LETTER: Typed letter signed, to Anna Louise Strong.

Roosevelt to Strong
On Nazi Germany

Roosevelt, Eleanor. Typed letter signed, “Eleanor Roosevelt,” to Anne Louise Strong, February 17, 1941; two leaves of White House stationery, rectos only.

A remarkable letter to one of America’s most ardent supporters of the Communist regimes of Russia and China, the journalist and author Anna Louise Strong, whom Eleanor Roosevelt met in 1936 when she invited Strong, “the first lady of U.S. radicalism,” to have lunch with her at the White House. “They were fascinated by each other, and a cordial friendship and lasting correspondence developed between the First Lady and one of America’s most notorious heretics” (Eleanor Roosevelt, by Cook, Vol. 2, pp. 342-343).

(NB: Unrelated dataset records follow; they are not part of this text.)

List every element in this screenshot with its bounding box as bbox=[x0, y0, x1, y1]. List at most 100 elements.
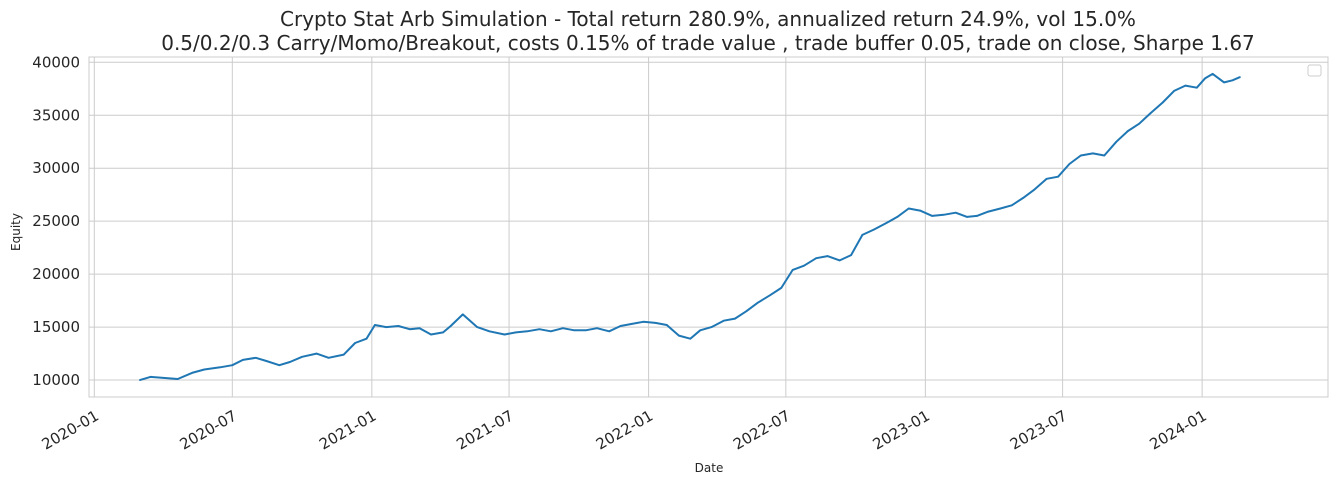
equity-point bbox=[526, 330, 529, 333]
equity-point bbox=[343, 353, 345, 356]
x-ticks: 2020-01 2020-07 2021-01 2021-07 2022-01 2022-… bbox=[39, 407, 1210, 454]
equity-point bbox=[1204, 77, 1206, 79]
y-tick-label: 20000 bbox=[32, 265, 80, 283]
equity-point bbox=[449, 325, 452, 327]
equity-point bbox=[678, 334, 680, 337]
equity-point bbox=[1115, 140, 1118, 143]
equity-point bbox=[538, 328, 541, 331]
equity-point bbox=[1173, 90, 1175, 92]
equity-point bbox=[1022, 197, 1024, 199]
equity-point bbox=[1103, 154, 1106, 157]
equity-point bbox=[803, 264, 805, 267]
equity-point bbox=[301, 356, 303, 358]
grid bbox=[89, 57, 1328, 397]
equity-point bbox=[242, 359, 244, 361]
equity-point bbox=[162, 377, 165, 379]
equity-point bbox=[1033, 188, 1036, 191]
x-tick-label: 2021-07 bbox=[453, 407, 516, 454]
y-axis-label: Equity bbox=[9, 213, 23, 251]
equity-point bbox=[139, 379, 141, 381]
equity-point bbox=[769, 294, 771, 297]
equity-point bbox=[562, 327, 564, 330]
equity-point bbox=[631, 323, 633, 325]
y-ticks: 10000 15000 20000 25000 30000 35000 40000 bbox=[32, 53, 80, 389]
x-tick-label: 2020-01 bbox=[39, 407, 102, 454]
chart-title-line-2: 0.5/0.2/0.3 Carry/Momo/Breakout, costs 0… bbox=[161, 31, 1255, 55]
y-tick-label: 25000 bbox=[32, 212, 80, 230]
equity-point bbox=[462, 313, 464, 316]
equity-point bbox=[573, 329, 576, 332]
equity-point bbox=[408, 328, 411, 331]
equity-point bbox=[265, 360, 268, 362]
equity-point bbox=[255, 357, 257, 359]
equity-point bbox=[515, 331, 517, 334]
equity-point bbox=[1161, 101, 1164, 104]
equity-point bbox=[999, 207, 1002, 210]
equity-point bbox=[966, 216, 968, 218]
equity-point bbox=[838, 259, 841, 262]
equity-point bbox=[1057, 175, 1059, 178]
equity-point bbox=[430, 333, 432, 336]
equity-point bbox=[850, 254, 852, 256]
equity-point bbox=[192, 371, 194, 374]
equity-point bbox=[1184, 84, 1187, 87]
equity-point bbox=[1239, 76, 1241, 78]
equity-point bbox=[1196, 86, 1198, 89]
equity-point bbox=[397, 325, 400, 327]
equity-point bbox=[619, 325, 622, 327]
x-tick-label: 2020-07 bbox=[177, 407, 240, 454]
equity-point bbox=[873, 228, 875, 231]
equity-point bbox=[1231, 79, 1234, 82]
equity-point bbox=[666, 324, 668, 326]
x-tick-label: 2022-01 bbox=[593, 407, 656, 454]
equity-point bbox=[907, 207, 910, 210]
equity-point bbox=[374, 324, 376, 326]
equity-point bbox=[1138, 122, 1140, 125]
equity-point bbox=[861, 234, 864, 236]
equity-point bbox=[608, 330, 610, 333]
equity-point bbox=[278, 364, 281, 367]
equity-point bbox=[1068, 163, 1071, 165]
equity-point bbox=[919, 209, 921, 212]
equity-point bbox=[203, 368, 206, 371]
equity-point bbox=[780, 287, 783, 289]
x-axis-label: Date bbox=[695, 461, 724, 475]
equity-point bbox=[642, 321, 645, 323]
equity-point bbox=[942, 214, 945, 216]
y-tick-label: 35000 bbox=[32, 106, 80, 124]
equity-point bbox=[722, 319, 725, 322]
equity-point bbox=[365, 337, 368, 340]
equity-point bbox=[791, 269, 794, 271]
equity-point bbox=[289, 361, 291, 363]
equity-point bbox=[1211, 73, 1214, 75]
equity-point bbox=[584, 329, 587, 332]
equity-point bbox=[1080, 154, 1082, 157]
equity-point bbox=[488, 330, 491, 333]
equity-point bbox=[826, 255, 829, 257]
equity-point bbox=[954, 211, 957, 214]
equity-point bbox=[734, 317, 736, 320]
x-tick-label: 2023-01 bbox=[870, 407, 933, 454]
equity-point bbox=[689, 337, 692, 340]
equity-point bbox=[654, 322, 657, 324]
series-layer bbox=[139, 72, 1241, 382]
x-tick-label: 2023-07 bbox=[1007, 407, 1070, 454]
equity-point bbox=[149, 376, 152, 378]
equity-point bbox=[745, 310, 748, 313]
equity-point bbox=[418, 327, 421, 330]
equity-point bbox=[596, 327, 598, 330]
equity-line bbox=[139, 72, 1241, 382]
y-tick-label: 30000 bbox=[32, 159, 80, 177]
legend-box bbox=[1307, 64, 1322, 77]
equity-point bbox=[442, 331, 444, 334]
equity-point bbox=[315, 352, 318, 355]
equity-point bbox=[219, 366, 221, 369]
equity-point bbox=[757, 301, 759, 304]
equity-point bbox=[385, 326, 388, 328]
equity-point bbox=[231, 364, 234, 367]
chart-title-line-1: Crypto Stat Arb Simulation - Total retur… bbox=[280, 7, 1136, 31]
equity-point bbox=[1149, 112, 1152, 114]
plot-area-frame bbox=[88, 56, 1329, 398]
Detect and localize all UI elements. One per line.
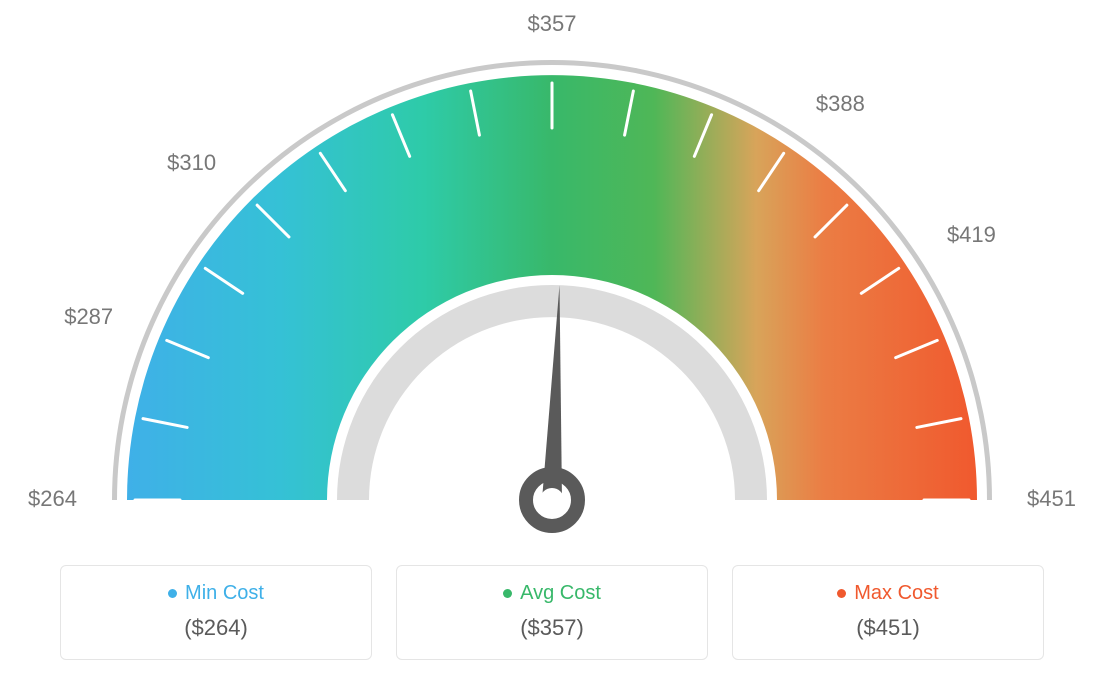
gauge-svg: $264 $287 $310 $357 $388 $419 $451 <box>0 0 1104 560</box>
min-cost-title-row: Min Cost <box>168 582 264 605</box>
min-cost-card: Min Cost ($264) <box>60 565 372 660</box>
dot-icon <box>837 589 846 598</box>
max-cost-title-row: Max Cost <box>837 582 938 605</box>
svg-text:$264: $264 <box>28 486 77 511</box>
svg-text:$388: $388 <box>816 91 865 116</box>
dot-icon <box>503 589 512 598</box>
legend-row: Min Cost ($264) Avg Cost ($357) Max Cost… <box>60 565 1044 660</box>
svg-text:$310: $310 <box>167 150 216 175</box>
svg-text:$357: $357 <box>528 11 577 36</box>
max-cost-title: Max Cost <box>854 582 938 605</box>
gauge-chart: $264 $287 $310 $357 $388 $419 $451 <box>0 0 1104 560</box>
avg-cost-title: Avg Cost <box>520 582 601 605</box>
min-cost-value: ($264) <box>71 615 361 641</box>
min-cost-title: Min Cost <box>185 582 264 605</box>
avg-cost-value: ($357) <box>407 615 697 641</box>
svg-text:$287: $287 <box>64 304 113 329</box>
svg-text:$419: $419 <box>947 222 996 247</box>
svg-text:$451: $451 <box>1027 486 1076 511</box>
avg-cost-card: Avg Cost ($357) <box>396 565 708 660</box>
max-cost-card: Max Cost ($451) <box>732 565 1044 660</box>
dot-icon <box>168 589 177 598</box>
max-cost-value: ($451) <box>743 615 1033 641</box>
avg-cost-title-row: Avg Cost <box>503 582 601 605</box>
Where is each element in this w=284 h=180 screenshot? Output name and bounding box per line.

By early 1941, however, it is clear that the Hitler-Stalin Pact of 1939 was becoming a sore subject, for ER writes:

… You tell me that you met no statesmen or diplomats in Europe who did not think the pact with Germany was shrewd act of national preservation from a war in which Mr. Chamberlain and Mr. Bullitt had tried unsuccessfully to get them in, and which, if they once got caught, they would have to fight alone. I have no idea whether Mr. Bullitt tried to involve them in war, neither do I know anything about Mr. Chamberlain. I imagine you are entirely right and that it was a shrewd move on their part, but because a thing is shrewd, it doesn’t make it right.

If Russia really believes in freedom of the people and peace, she certainly would not ally herself with the power in Europe which for a long time had been curtailing the freedoms of its people, as well as oppressing cruelly the people of another race.

…We found rather to our disappointment … that Stalin is a dictator in exactly the same
way as Hitler and Mussolini are dictators.

I would be perfectly willing to see the United States deal with any nation in the world and I hope we would deal fairly and honestly with them, but that does not make me want them to control us in this country. It is not the Russian people that I have the slightest feeling about. It is the Russian government. I feel the same way against the German government, but I feel nothing against the German people except surprise and regret that they should be so passive.

I do not know who will decide the future of the world after this war is over. I feel quite sure it will not be a ‘Wall-Street dictated peace’ if the United States has anything to say about it under this administration.

Easily the most ardent, substantive, and important Roosevelt letter we have seen.